La política de seguridad pública santafesina marca prioridades en la agenda
Las alentadoras estadísticas de caída en la criminalidad mafiosa convalidan estrategias de la Casa Gris y alimentan la sinuosa colaboración con la Nación. En paralelo, emergen las urgencias de los reclamos policiales en el frente interno.
Maximiliano Pullaro, gobernador de Santa Fe, junto a su ministro de Seguridad, Pablo Cococcioni.

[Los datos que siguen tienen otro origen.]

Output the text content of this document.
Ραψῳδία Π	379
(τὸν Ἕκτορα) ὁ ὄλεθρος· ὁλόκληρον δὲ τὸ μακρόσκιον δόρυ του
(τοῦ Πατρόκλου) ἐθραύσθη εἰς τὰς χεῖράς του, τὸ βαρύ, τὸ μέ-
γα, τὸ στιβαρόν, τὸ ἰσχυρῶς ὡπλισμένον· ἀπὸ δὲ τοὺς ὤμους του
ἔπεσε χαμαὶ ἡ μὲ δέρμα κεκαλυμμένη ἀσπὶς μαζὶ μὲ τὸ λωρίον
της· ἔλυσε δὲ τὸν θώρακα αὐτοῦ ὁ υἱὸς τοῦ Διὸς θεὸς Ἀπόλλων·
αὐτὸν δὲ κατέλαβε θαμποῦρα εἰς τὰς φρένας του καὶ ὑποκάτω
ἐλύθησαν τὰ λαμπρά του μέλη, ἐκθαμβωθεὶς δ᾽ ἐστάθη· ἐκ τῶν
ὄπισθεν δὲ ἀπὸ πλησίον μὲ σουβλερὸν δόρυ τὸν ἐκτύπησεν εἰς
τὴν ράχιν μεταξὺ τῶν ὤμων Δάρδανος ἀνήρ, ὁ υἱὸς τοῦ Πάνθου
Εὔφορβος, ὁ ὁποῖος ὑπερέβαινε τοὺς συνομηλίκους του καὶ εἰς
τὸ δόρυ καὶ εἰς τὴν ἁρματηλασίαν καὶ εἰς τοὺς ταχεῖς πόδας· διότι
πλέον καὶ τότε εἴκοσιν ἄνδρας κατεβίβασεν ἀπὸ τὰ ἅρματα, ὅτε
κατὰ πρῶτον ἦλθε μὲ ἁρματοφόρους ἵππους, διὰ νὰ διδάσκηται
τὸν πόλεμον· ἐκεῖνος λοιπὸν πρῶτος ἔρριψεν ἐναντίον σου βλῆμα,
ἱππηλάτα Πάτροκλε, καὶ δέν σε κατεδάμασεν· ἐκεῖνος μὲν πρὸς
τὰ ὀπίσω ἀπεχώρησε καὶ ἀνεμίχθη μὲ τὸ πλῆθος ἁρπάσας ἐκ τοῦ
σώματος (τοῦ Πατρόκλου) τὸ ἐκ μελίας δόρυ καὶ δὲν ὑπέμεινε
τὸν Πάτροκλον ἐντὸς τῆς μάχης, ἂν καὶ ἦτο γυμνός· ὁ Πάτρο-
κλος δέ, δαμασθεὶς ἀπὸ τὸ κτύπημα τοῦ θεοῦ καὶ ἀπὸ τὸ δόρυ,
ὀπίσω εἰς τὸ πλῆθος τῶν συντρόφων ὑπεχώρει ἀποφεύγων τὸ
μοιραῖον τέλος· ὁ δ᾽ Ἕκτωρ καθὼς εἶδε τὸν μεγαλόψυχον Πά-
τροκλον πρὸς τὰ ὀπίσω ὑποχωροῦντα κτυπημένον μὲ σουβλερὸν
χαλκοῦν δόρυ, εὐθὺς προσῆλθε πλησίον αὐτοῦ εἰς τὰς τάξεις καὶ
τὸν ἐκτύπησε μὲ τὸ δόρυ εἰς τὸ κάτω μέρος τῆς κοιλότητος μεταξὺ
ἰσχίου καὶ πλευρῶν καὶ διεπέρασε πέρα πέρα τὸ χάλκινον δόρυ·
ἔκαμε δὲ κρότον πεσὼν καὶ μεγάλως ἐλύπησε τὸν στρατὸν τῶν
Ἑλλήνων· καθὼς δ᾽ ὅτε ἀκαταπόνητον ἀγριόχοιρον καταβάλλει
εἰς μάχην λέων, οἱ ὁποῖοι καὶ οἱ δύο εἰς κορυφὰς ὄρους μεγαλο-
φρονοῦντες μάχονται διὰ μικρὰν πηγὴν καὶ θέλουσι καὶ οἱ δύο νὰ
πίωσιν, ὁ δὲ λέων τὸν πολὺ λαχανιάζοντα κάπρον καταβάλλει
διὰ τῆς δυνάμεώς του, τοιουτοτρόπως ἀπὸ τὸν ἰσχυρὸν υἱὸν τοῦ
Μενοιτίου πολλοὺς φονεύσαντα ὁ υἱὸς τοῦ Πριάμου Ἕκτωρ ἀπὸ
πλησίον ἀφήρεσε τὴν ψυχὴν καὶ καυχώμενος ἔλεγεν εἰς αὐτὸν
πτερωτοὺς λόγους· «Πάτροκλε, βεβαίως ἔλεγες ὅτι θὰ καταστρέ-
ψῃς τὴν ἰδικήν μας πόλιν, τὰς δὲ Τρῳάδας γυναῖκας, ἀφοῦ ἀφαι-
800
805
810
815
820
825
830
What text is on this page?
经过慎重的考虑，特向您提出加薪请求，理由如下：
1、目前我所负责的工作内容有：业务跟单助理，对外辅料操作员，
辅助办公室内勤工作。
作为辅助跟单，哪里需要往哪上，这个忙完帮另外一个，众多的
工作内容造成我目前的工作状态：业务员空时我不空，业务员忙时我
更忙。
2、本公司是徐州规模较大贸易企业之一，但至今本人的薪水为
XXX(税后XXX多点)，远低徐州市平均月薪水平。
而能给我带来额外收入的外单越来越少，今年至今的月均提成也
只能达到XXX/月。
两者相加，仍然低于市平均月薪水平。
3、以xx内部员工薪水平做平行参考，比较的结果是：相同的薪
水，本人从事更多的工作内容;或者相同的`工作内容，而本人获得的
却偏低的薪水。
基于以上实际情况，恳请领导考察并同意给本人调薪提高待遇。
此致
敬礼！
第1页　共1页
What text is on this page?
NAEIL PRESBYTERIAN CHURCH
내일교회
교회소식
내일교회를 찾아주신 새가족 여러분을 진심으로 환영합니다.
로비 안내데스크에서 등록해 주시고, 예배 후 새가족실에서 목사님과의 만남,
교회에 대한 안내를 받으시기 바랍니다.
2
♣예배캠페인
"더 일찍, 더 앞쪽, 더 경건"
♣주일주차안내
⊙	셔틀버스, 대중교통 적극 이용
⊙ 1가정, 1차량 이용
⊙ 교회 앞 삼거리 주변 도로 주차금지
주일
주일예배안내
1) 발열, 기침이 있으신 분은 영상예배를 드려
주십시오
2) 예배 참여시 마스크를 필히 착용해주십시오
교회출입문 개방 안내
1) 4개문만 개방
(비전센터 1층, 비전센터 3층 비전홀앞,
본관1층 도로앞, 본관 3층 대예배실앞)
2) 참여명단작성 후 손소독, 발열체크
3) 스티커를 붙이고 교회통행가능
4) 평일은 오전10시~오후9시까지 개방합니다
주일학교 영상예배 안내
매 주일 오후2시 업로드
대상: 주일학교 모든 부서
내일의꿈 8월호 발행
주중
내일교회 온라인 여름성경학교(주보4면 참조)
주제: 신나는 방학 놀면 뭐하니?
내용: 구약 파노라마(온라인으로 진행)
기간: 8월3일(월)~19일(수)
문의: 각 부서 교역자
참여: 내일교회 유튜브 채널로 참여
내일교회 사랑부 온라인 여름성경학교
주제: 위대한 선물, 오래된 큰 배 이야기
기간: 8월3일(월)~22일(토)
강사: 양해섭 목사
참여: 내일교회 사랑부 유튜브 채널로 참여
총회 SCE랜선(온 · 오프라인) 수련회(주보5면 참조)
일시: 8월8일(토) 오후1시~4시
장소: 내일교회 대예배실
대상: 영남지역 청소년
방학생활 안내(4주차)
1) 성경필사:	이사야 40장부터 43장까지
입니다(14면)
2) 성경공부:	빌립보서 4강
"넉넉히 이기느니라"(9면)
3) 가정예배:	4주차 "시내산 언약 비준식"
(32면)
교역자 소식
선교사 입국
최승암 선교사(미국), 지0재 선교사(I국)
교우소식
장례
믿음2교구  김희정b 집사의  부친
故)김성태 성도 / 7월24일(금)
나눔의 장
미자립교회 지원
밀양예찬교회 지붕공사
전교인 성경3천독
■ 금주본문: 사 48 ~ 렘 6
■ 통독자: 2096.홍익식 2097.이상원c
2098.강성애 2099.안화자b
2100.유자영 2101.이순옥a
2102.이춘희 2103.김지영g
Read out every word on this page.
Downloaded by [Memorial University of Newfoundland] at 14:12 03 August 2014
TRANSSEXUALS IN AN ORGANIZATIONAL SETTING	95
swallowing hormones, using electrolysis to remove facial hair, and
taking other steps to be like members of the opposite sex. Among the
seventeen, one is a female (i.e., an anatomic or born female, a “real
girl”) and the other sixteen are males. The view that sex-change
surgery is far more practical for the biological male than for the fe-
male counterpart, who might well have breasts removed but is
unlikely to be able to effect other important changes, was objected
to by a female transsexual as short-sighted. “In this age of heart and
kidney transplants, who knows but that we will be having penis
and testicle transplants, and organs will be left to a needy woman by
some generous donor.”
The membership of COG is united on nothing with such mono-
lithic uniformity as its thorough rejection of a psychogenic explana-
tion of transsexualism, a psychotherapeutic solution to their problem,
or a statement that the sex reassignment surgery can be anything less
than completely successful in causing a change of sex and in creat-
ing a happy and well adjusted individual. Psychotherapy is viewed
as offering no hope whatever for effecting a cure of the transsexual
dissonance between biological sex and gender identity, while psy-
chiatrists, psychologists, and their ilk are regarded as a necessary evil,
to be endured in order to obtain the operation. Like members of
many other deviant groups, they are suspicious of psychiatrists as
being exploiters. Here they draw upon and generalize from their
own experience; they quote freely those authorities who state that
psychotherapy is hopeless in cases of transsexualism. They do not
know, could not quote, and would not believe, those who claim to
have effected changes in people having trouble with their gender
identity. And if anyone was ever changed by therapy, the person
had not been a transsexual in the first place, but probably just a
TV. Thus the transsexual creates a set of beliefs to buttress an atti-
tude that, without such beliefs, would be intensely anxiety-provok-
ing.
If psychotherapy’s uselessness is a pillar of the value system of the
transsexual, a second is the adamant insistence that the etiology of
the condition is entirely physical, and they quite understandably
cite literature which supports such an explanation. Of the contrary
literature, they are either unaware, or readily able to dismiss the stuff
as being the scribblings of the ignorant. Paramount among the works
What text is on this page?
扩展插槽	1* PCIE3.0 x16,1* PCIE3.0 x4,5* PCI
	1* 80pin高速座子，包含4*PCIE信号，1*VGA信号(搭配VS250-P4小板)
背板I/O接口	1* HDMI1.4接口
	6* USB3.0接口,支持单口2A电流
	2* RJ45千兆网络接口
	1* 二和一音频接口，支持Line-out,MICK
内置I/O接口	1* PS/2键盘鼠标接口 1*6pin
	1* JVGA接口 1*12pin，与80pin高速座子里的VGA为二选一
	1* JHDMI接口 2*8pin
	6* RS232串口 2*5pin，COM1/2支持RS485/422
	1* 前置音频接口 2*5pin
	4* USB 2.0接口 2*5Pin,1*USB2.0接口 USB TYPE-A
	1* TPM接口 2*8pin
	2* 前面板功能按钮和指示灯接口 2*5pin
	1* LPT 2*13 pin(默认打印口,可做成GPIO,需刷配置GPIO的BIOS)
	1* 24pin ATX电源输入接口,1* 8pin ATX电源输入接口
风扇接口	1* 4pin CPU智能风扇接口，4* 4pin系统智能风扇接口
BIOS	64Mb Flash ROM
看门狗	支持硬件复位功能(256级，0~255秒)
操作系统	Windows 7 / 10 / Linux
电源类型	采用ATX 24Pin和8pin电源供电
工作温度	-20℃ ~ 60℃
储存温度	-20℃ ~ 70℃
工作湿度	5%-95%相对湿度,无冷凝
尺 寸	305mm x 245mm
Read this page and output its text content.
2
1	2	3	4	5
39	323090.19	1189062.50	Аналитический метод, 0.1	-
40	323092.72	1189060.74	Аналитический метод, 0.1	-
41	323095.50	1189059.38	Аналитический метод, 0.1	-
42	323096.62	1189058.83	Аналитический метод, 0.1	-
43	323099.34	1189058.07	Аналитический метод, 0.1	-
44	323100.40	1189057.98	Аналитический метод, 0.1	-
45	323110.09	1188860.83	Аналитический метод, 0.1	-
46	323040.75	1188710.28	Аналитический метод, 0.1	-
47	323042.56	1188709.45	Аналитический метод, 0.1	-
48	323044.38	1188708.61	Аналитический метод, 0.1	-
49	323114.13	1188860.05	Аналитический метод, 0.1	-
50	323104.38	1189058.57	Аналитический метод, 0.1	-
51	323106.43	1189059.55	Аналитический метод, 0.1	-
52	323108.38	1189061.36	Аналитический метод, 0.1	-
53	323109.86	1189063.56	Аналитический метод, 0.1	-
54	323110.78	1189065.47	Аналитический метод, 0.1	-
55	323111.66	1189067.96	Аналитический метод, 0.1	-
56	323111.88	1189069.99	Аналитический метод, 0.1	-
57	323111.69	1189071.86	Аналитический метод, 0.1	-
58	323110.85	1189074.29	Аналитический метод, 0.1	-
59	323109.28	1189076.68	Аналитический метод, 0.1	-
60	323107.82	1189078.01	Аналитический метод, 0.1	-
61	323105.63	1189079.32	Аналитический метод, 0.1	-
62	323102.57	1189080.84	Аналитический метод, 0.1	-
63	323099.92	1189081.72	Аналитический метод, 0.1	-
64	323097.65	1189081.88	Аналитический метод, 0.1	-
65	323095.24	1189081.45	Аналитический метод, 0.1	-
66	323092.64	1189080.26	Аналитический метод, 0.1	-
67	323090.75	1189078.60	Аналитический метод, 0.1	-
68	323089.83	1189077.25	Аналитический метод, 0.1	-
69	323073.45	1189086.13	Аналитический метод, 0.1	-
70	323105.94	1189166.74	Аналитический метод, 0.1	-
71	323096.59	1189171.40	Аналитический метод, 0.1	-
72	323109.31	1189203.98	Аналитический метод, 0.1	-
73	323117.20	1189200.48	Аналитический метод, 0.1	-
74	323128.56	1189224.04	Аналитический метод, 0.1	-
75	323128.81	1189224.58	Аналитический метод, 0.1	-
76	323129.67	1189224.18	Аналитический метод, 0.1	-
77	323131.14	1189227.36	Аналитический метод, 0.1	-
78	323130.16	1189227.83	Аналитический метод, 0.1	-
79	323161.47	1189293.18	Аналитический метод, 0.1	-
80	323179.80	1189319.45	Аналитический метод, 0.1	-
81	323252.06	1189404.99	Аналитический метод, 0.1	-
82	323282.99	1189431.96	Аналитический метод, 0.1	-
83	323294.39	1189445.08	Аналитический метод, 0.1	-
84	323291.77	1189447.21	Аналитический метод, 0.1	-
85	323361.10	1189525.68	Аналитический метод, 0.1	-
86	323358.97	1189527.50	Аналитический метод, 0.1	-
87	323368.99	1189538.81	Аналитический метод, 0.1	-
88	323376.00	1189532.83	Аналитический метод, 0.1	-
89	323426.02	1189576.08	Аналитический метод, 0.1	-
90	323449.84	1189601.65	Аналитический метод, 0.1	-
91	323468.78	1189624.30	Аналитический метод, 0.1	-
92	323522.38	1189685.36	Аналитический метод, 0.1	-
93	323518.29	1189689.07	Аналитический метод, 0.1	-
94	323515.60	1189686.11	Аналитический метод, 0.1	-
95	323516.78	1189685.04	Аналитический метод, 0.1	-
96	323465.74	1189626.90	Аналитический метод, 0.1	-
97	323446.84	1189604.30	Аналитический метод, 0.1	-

Uno de los ejes centrales de la gestión de Maximiliano Pullaro en la provincia de Santa Fe, y también uno de los puntos más sensibles, es el de la seguridad. No es para menos. Ex ministro del área, y activo legislador en la materia antes de eso, el gobernador asumió con una situación de violencia criminal exacerbada, más que nada en Rosario, y cierto descontrol orgánico en el funcionamiento del esquema de seguridad.
Con una policía desprestigiada y una respuesta judicial insuficiente, parte de su estrategia se basó en alentar una normativa que eficientice la persecusión, atraiga a la órbita provincial el combate al narcomenudeo y endurezca las condiciones de la vida penitenciaria. Y, paralelamente, en requerir y gestionar el respaldo y el aporte concreto de la Nación.
Aunque no sin momentos de rispidez y algún “sapo” indigesto, ese respaldo llegó a través del “Plan Bandera” y la activa gestión de la ex ministra de Seguridad nacional Patricia Bullrich. Y tuvo una nueva instancia de puesta en escena en la semana que pasó a cargo de quien la sucedió en el cargo, Alejandra Monteoliva.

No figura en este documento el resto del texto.